Linear Regression Summary in Gneiss

Hi Qiime2 folks,

I am super new with Qiime2 microbiome bioinformatics platform and have been introduced to qiime2 a few months back by one of my friends. I do love qiime2 a lot and thank you for developing the platform. Do forgive me if some of the questions are too easy for experts in qiime2. :wink:
I have a few quick questions related to gneiss:

a) For the current study, we have a total of 20 different soil parameters (chemical and physical analyses) and with the total number of observations: 50. Would like to know is that possible for me to perform correlation-clustering and ols-regression to find out the soil parameters (or covariates) with the highest R2 diff (as well as low corrected p-values: <0.05) prior to adopting gradient-clustering for those covariates (for instance, pH) that are contributing to the variation in soil microbiomes?

b) In one of the trial runs using gneiss, all the soil parameters (both chemical and physical analyses) were used to compute linear regression summary (through ols-regression after correlation-clustering), Rsquared of more than 0.600 was achieved. Unfortunately, all the pred_mse values (from fold 0 to 9) were higher than model_mse. :frowning: I then tried to run again with only soil chemical parameters (16 covariates and 50 observations). pred-mse values (ranging from 7.5 to 22) ranging from are now lower than model-mse (ranging from 22 to 26). I am still thinking whether to further reduce the number of soil chemical parameters (or covariates) and re-run with ols-regression. Would like to know is there any minimum ratio (pred-mse to model_mse) required or we should achieved prior to balance-taxonomy analyses? Any maximum number of covariates allowable for ols-regression?

Thank you in advance.

Looking forward to learning more.


1 Like

Hi @yitkheng, glad you are having some successes.

A couple of comments

  1. It’ll help to paste an image of the diagnostic plots.
  2. My recommended differential abundance workflow has changed significantly since the development of gneiss. See our paper here. Also see songbird and qurro

Hi @mortonjt, glad to hear from you. :slightly_smiling_face: My apologies for the delayed in responding.

Together with this post, a copy of the regression summary (generated with correlation-clustering's tree) has been attached for your reference.

Based on the summary, pH appeared to have the highest R2diff, would it be possible for me to re-run with gradient-clustering on the pH prior to downstream analyses (with balance-taxonomy)?

Thank you for the latest differential abundance workflow and your most recent works.

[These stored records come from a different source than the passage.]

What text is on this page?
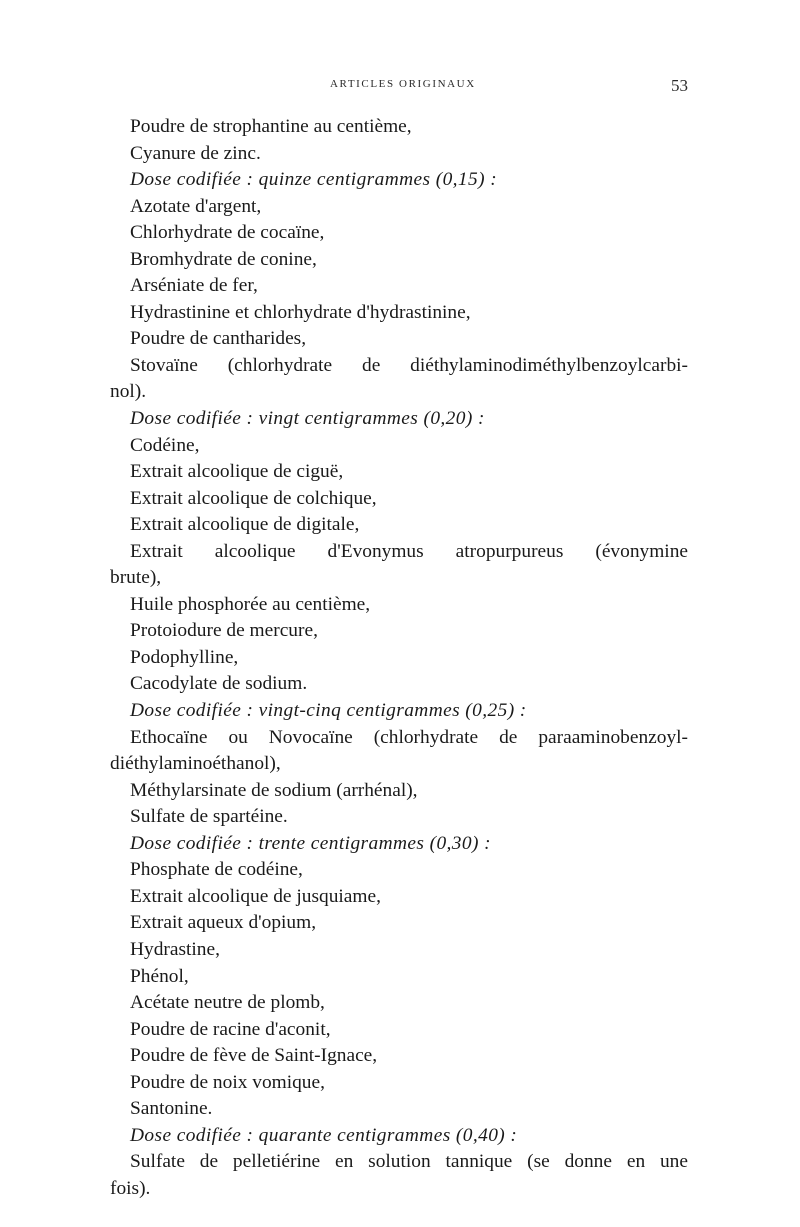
ARTICLES ORIGINAUX	53
Poudre de strophantine au centième,
Cyanure de zinc.
Dose codifiée : quinze centigrammes (0,15) :
Azotate d'argent,
Chlorhydrate de cocaïne,
Bromhydrate de conine,
Arséniate de fer,
Hydrastinine et chlorhydrate d'hydrastinine,
Poudre de cantharides,
Stovaïne (chlorhydrate de diéthylaminodiméthylbenzoylcarbi-
nol).
Dose codifiée : vingt centigrammes (0,20) :
Codéine,
Extrait alcoolique de ciguë,
Extrait alcoolique de colchique,
Extrait alcoolique de digitale,
Extrait alcoolique d'Evonymus atropurpureus (évonymine
brute),
Huile phosphorée au centième,
Protoiodure de mercure,
Podophylline,
Cacodylate de sodium.
Dose codifiée : vingt-cinq centigrammes (0,25) :
Ethocaïne ou Novocaïne (chlorhydrate de paraaminobenzoyl-
diéthylaminoéthanol),
Méthylarsinate de sodium (arrhénal),
Sulfate de spartéine.
Dose codifiée : trente centigrammes (0,30) :
Phosphate de codéine,
Extrait alcoolique de jusquiame,
Extrait aqueux d'opium,
Hydrastine,
Phénol,
Acétate neutre de plomb,
Poudre de racine d'aconit,
Poudre de fève de Saint-Ignace,
Poudre de noix vomique,
Santonine.
Dose codifiée : quarante centigrammes (0,40) :
Sulfate de pelletiérine en solution tannique (se donne en une
fois).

I will also go through the paper, songbird, and qurro at soonest as well.

Thank you.

1 Like

My apologies. :pray::pray:

The regression summary posted earlier was generated with gradient-clustering using pH.

Regression summary below was generated using correlation-clustering.

Hi @yitkheng - the R^2 suggests that this maybe a good fit.

I can’t comment on the ratio, that is typically used as a guide for cross-valiation (you don’t want pred-mse to be much higher than model_mse).

I also want to point out that there has been a number of findings regarding differential abundance that has happened since gneiss has been initially developed. I recommend reading this paper and checking out either songbird and aldex2 since they may provide a much easier way to provide interpretable features.


Hi @mortonjt,

Thank you for the suggested paper and also two other plugins. I will go through then at soonest.

This topic was automatically closed 31 days after the last reply. New replies are no longer allowed.